Being proficient in animal behavior and especially in regional native zoology, my father is even now a great resource for general wildlife information. I asked him on a recent visit why we never saw bobcats when I was younger. He replied that we didn't see them because that was the way they liked it, and also because their range (about 10 square miles) made an encounter unlikely given their keen awareness of their surroundings. I do recall him telling me that I'd likely meet a bobcat the same day I discovered a black bear - both of which he assured where in plentiful supply.
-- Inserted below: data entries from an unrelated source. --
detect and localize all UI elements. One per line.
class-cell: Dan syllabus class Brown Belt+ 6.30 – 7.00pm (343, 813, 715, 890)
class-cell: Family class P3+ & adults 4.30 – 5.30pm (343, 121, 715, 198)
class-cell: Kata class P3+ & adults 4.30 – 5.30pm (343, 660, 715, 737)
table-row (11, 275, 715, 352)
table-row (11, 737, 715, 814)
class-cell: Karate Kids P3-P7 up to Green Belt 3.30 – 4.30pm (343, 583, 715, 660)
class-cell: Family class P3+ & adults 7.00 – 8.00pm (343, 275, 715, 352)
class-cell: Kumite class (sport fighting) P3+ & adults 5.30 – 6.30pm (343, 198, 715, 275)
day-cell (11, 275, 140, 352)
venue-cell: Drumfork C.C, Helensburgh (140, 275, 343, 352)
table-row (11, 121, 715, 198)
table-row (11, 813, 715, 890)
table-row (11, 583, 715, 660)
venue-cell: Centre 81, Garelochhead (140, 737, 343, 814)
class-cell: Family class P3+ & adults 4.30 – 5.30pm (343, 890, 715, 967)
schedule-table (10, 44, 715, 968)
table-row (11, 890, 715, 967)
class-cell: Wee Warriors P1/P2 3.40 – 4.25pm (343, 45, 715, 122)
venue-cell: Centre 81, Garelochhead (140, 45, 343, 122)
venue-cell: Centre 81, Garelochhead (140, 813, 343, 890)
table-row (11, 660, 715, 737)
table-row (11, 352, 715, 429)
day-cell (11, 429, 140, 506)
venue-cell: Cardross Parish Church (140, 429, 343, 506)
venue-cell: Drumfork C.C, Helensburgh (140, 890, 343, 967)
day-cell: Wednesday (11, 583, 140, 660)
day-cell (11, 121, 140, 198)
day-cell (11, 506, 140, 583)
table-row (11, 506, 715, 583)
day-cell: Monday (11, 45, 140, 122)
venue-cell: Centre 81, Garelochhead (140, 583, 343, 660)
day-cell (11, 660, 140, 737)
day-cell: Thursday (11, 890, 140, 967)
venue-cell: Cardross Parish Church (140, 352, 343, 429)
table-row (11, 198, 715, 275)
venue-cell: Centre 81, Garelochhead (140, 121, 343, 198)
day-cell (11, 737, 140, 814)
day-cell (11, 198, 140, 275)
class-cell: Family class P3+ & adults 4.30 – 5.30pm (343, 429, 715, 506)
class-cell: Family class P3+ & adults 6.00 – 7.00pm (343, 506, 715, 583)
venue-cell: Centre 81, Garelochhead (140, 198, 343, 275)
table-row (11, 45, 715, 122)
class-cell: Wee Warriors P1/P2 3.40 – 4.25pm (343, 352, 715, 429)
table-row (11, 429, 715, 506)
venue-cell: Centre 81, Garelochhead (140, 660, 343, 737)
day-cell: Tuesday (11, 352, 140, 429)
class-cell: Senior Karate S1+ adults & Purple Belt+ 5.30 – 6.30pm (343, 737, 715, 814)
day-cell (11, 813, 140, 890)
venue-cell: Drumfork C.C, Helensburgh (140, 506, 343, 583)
Several days ago I was speaking with an employee of mine who revealed that she moonlights as a bead-seller. When I asked her in what location, she responded "oh, mostly in doctor's offices, hospitals, restaurants, and such as that."

I was not prepared for this revelation. First, San Antonio, despite its Mexican cultural influences, is not known for being a Mecca for peddlers of any stripe. Second, I frequent many of the restaurants that my employee named and I have never seen a peddler in a hospital or doctor's lobby either. When I showed amazement at such a discovery she was just as shocked at my ignorance. I've never seen anyone selling anything at those restaurants, much less at the hospitals. I said. To which she replied, "That's strange. Every time I'm in the medical complex I see the rolling massage guy. And the first thing the nurses at the hospital tell me every Thursday is 'the purse lady was just here!’"

I take pleasure in thinking that both my old, black woods back home and the wood-grained black market of Old San Antonio are thriving, even if I just discovered both.